Shatter is a solicitor and the reader can presume that he had to use all his training in deciding what to put in this book. The result is sometimes tedious, leaving a reader wishing he would just get on with the story rather than appearing to put all charges and all rebuttals fairly. ‘There are few rewards in politics for only speaking when you truly know the facts and for only speaking the truth,’ he writes.
Even his comments on his fellow-politicians appear to be put carefully, but are all the more powerful for their understatement. Here he is on the current Taoiseach:
I knew that Varadkar and his immediate circle were dedicated to media spin and I had, until that day found their antics more a source of amusement than irritation. In particular because they seemed oblivious to how readily identifiable was the origin of some of the stuff that appeared in print attributed to anonymous Government sources.
And later he adds,
For Varadkar, Martin Callinan’s fate was beneficial collateral damage inflicted to elevate his public stature as Enda Kenny’s likely successor.

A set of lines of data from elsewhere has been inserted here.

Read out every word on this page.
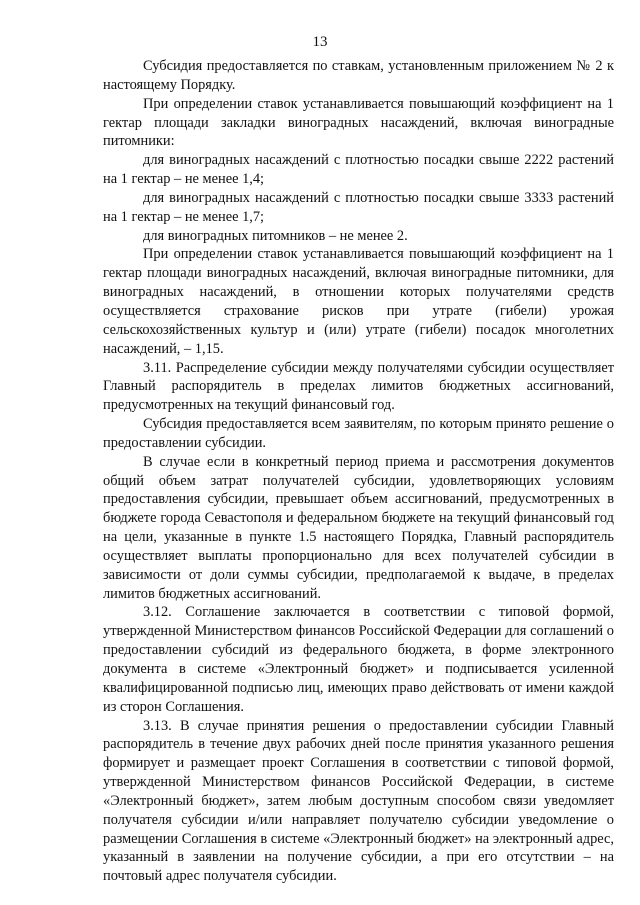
13

Субсидия предоставляется по ставкам, установленным приложением № 2 к настоящему Порядку.

При определении ставок устанавливается повышающий коэффициент на 1 гектар площади закладки виноградных насаждений, включая виноградные питомники:

для виноградных насаждений с плотностью посадки свыше 2222 растений на 1 гектар – не менее 1,4;

для виноградных насаждений с плотностью посадки свыше 3333 растений на 1 гектар – не менее 1,7;

для виноградных питомников – не менее 2.

При определении ставок устанавливается повышающий коэффициент на 1 гектар площади виноградных насаждений, включая виноградные питомники, для виноградных насаждений, в отношении которых получателями средств осуществляется страхование рисков при утрате (гибели) урожая сельскохозяйственных культур и (или) утрате (гибели) посадок многолетних насаждений, – 1,15.

3.11. Распределение субсидии между получателями субсидии осуществляет Главный распорядитель в пределах лимитов бюджетных ассигнований, предусмотренных на текущий финансовый год.

Субсидия предоставляется всем заявителям, по которым принято решение о предоставлении субсидии.

В случае если в конкретный период приема и рассмотрения документов общий объем затрат получателей субсидии, удовлетворяющих условиям предоставления субсидии, превышает объем ассигнований, предусмотренных в бюджете города Севастополя и федеральном бюджете на текущий финансовый год на цели, указанные в пункте 1.5 настоящего Порядка, Главный распорядитель осуществляет выплаты пропорционально для всех получателей субсидии в зависимости от доли суммы субсидии, предполагаемой к выдаче, в пределах лимитов бюджетных ассигнований.

3.12. Соглашение заключается в соответствии с типовой формой, утвержденной Министерством финансов Российской Федерации для соглашений о предоставлении субсидий из федерального бюджета, в форме электронного документа в системе «Электронный бюджет» и подписывается усиленной квалифицированной подписью лиц, имеющих право действовать от имени каждой из сторон Соглашения.

3.13. В случае принятия решения о предоставлении субсидии Главный распорядитель в течение двух рабочих дней после принятия указанного решения формирует и размещает проект Соглашения в соответствии с типовой формой, утвержденной Министерством финансов Российской Федерации, в системе «Электронный бюджет», затем любым доступным способом связи уведомляет получателя субсидии и/или направляет получателю субсидии уведомление о размещении Соглашения в системе «Электронный бюджет» на электронный адрес, указанный в заявлении на получение субсидии, а при его отсутствии – на почтовый адрес получателя субсидии.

McCabe is equally dismissive of Joan Burton, Deputy leader of the Labour Party, the coalition partner of Fine Gael. ‘I regarded her as totally lacking any insight on the public perception of her party and the likely damage she was causing to its future electoral prospects.’
Though he praised Taoiseach Enda Kenny, he was fiercely critical of the latter’s role in attempts to win two seats in his (Shatter’s) three-seat constituency.
What I did not expect was that the Taoiseach, as leader of the party, and those who worked closely with him would cynically manipulate Fine Gael voters into redirecting crucial first preference votes and undermine the integrity of the election process.
And we thought Australian politics was rough.
Shatter was exonerated by a number of official investigations.
The Fennelly Commission would publish its report and unequivocally establish that I had told the truth … But by then it had become apparent that the truth really mattered to very few beyond me, my family and my close friends. It was of no major interest to the media commentariat or to Opposition Deputies by whom I had been pilloried.
Because the author is so careful to give chapter and verse for each of his and his government’s problems, this can be slow reading in places. However, it is a salutary reminder that politics is a dirty game, a very dirty game indeed.